The speaker in the video also said that a military command had been formed under an internal political bureau and that a man identified as Mohammad al-Hariri had been elected as its representative inside Syria.
He added that the new alliance would be represented outside Syria by “Yamin al-Jawhari, Dr. Jamal al-Ward and Dr. Nasr al-Hariri” and that committees had been formed to manage armament, provision of supplies and other activities. According to the speaker, the new formation’s most important goals and principles are “the toppling of the regime, combatting extremism of all forms, combatting foreign intervention and everyone who helps kill the Syrian people, protecting the remaining institutions and working to administer the country’s resources.”“The Syrians are a single people and are not divided by race,” the statement added. “The army must respect all sects and protect all the components of Syria’s demography.”Another Army of the South video released the same day read out a similar statement, but added that the coalition was composed of 6,000 fighters.The most prominent factions in the alliance, according to Baladi News, include Liwaa Ahrar Houran, The Fourth Artillery Division, Al-Umma Martyrs Brigade, Soldiers of the South Brigade, Al-Mutassim Brigade, The 96th Infantry Brigade, Houran Lions Brigade, Al-Farouk Brigade, Ababeel Houran Brigade, Tafas Martyrs Brigade and Knights of the South Brigade.
Southern Front
The Army of the South did not mention what ties, if any, it would have with the FSA-affiliated Southern Front coalition that has led rebel campaigns in southern Syria.

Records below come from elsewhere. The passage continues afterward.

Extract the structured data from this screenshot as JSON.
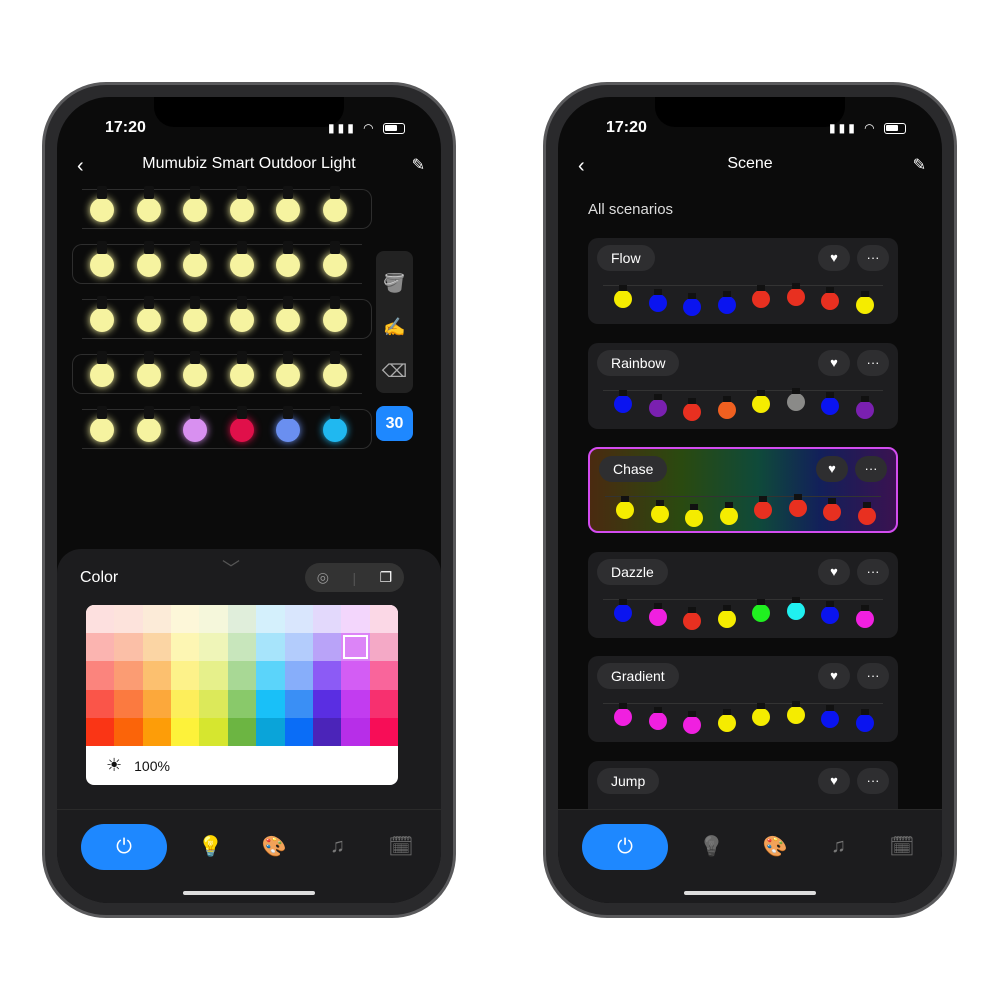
{
  "left": {
    "status": {
      "time": "17:20"
    },
    "header": {
      "title": "Mumubiz Smart Outdoor Light",
      "back_icon": "chevron-left-icon",
      "edit_icon": "pencil-icon"
    },
    "bulbs": [
      [
        "#f6f3a0",
        "#f6f3a0",
        "#f6f3a0",
        "#f6f3a0",
        "#f6f3a0",
        "#f6f3a0"
      ],
      [
        "#f6f3a0",
        "#f6f3a0",
        "#f6f3a0",
        "#f6f3a0",
        "#f6f3a0",
        "#f6f3a0"
      ],
      [
        "#f6f3a0",
        "#f6f3a0",
        "#f6f3a0",
        "#f6f3a0",
        "#f6f3a0",
        "#f6f3a0"
      ],
      [
        "#f6f3a0",
        "#f6f3a0",
        "#f6f3a0",
        "#f6f3a0",
        "#f6f3a0",
        "#f6f3a0"
      ],
      [
        "#f6f3a0",
        "#f6f3a0",
        "#d890f0",
        "#e0104a",
        "#6a8ff0",
        "#20b8f0"
      ]
    ],
    "tools": {
      "fill": "🪣",
      "draw": "✍",
      "erase": "⌫"
    },
    "count": "30",
    "panel": {
      "title": "Color",
      "brightness": "100%",
      "selected": "#dc84f7",
      "palette": [
        [
          "#fde0df",
          "#fde3dc",
          "#fcebd8",
          "#fdf7d9",
          "#f5f7db",
          "#e0eedb",
          "#d4f0fc",
          "#d9e6fd",
          "#e3d9fc",
          "#f3d6fc",
          "#fbd8e6"
        ],
        [
          "#fbb4b0",
          "#fbbfa7",
          "#fbd5a4",
          "#fdf6b3",
          "#eff5b8",
          "#c8e6bc",
          "#a7e4fb",
          "#b3ccfc",
          "#b9a3f8",
          "#dc84f7",
          "#f4a9c6"
        ],
        [
          "#fb847d",
          "#fb9c73",
          "#fcc06f",
          "#fdf28a",
          "#e6f08b",
          "#a8d895",
          "#5bd4fa",
          "#87aefa",
          "#8c5bf5",
          "#d35df4",
          "#f9659b"
        ],
        [
          "#fa5549",
          "#fb7a40",
          "#fca83b",
          "#fdee5b",
          "#dce95a",
          "#89c96a",
          "#19c0f8",
          "#3a8ff5",
          "#5a2ee2",
          "#c23cf0",
          "#f7306f"
        ],
        [
          "#fa3515",
          "#fb6409",
          "#fd9d08",
          "#fdf23a",
          "#d6e62f",
          "#6cb542",
          "#0aa4d9",
          "#0a6df7",
          "#4b24b9",
          "#b72ee8",
          "#f70d57"
        ]
      ]
    },
    "tabbar": {
      "active": "bulb"
    }
  },
  "right": {
    "status": {
      "time": "17:20"
    },
    "header": {
      "title": "Scene"
    },
    "section": "All scenarios",
    "scenes": [
      {
        "name": "Flow",
        "bulbs": [
          "#f5ec00",
          "#0a14f0",
          "#0a14f0",
          "#0a14f0",
          "#e83020",
          "#e83020",
          "#e83020",
          "#f5ec00"
        ]
      },
      {
        "name": "Rainbow",
        "bulbs": [
          "#0a14f0",
          "#7a20b0",
          "#e83020",
          "#f06020",
          "#f5ec00",
          "#8a8a88",
          "#0a14f0",
          "#7a20b0"
        ]
      },
      {
        "name": "Chase",
        "active": true,
        "bulbs": [
          "#f5ec00",
          "#f5ec00",
          "#f5ec00",
          "#f5ec00",
          "#e83020",
          "#e83020",
          "#e83020",
          "#e83020"
        ]
      },
      {
        "name": "Dazzle",
        "bulbs": [
          "#0a14f0",
          "#f020e0",
          "#e83020",
          "#f5ec00",
          "#20f020",
          "#20f0f0",
          "#0a14f0",
          "#f020e0"
        ]
      },
      {
        "name": "Gradient",
        "bulbs": [
          "#f020e0",
          "#f020e0",
          "#f020e0",
          "#f5ec00",
          "#f5ec00",
          "#f5ec00",
          "#0a14f0",
          "#0a14f0"
        ]
      },
      {
        "name": "Jump",
        "bulbs": []
      }
    ],
    "tabbar": {
      "active": "palette"
    }
  },
  "accent": "#1e88ff"
}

The Southern Front in recent weeks has faced military setbacks while reports have emerged that it has lost support from foreign states previously backing it.On September 6, Al-Quds al-Arabi said that the US-run Military Operation Center (MOC) based in Jordan had “stopped all financial assistance to the Southern Front for the moment after it failed to take control of Daraa.” The MOC, which is said to be directed by the CIA and a number of Washington’s allies in the region, had been supporting and supervising the FSA-affiliated Southern Front’s campaign in the Daraa province, according to reports.
A military source told Al-Quds al-Araby that the MOC had completely opposed the Southern Front’s decision to launch an offensive to seize Daraa city in June, preferring instead that the rebels take control of the strategic Khirbet Ghazaleh area to cut off regime supplies into the province.The Southern Front has ended its campaign to seize Daraa in mid-September after the offensive on the provincial capital became bogged down in heavy back-and-forth fighting. In a statement to anti-Damascus outlet All4Syria, the spokesperson of the rebel coalition said that the “Southern Storm” campaign, which began on June 25, “has ended completely.”
“The operations rooms, which were already present in the sectors around the city in the first place, have gone back to keeping a partial and ramshackle watch,” Southern Front spokesperson Ahdam al-Krad said.“There are no meetings by the ‘Southern Storm’ operations room at all,” he added. The Southern Front launched the offensive on Daraa in late June following a series of stunning successes in the southern Syrian province in the spring.The coalition had seized the Nasib border crossing with Jordan in early April and the regime’s 52nd Brigade base northeast of Daraa on June 9. The regime will not fall unless the capital Damascus is liberated.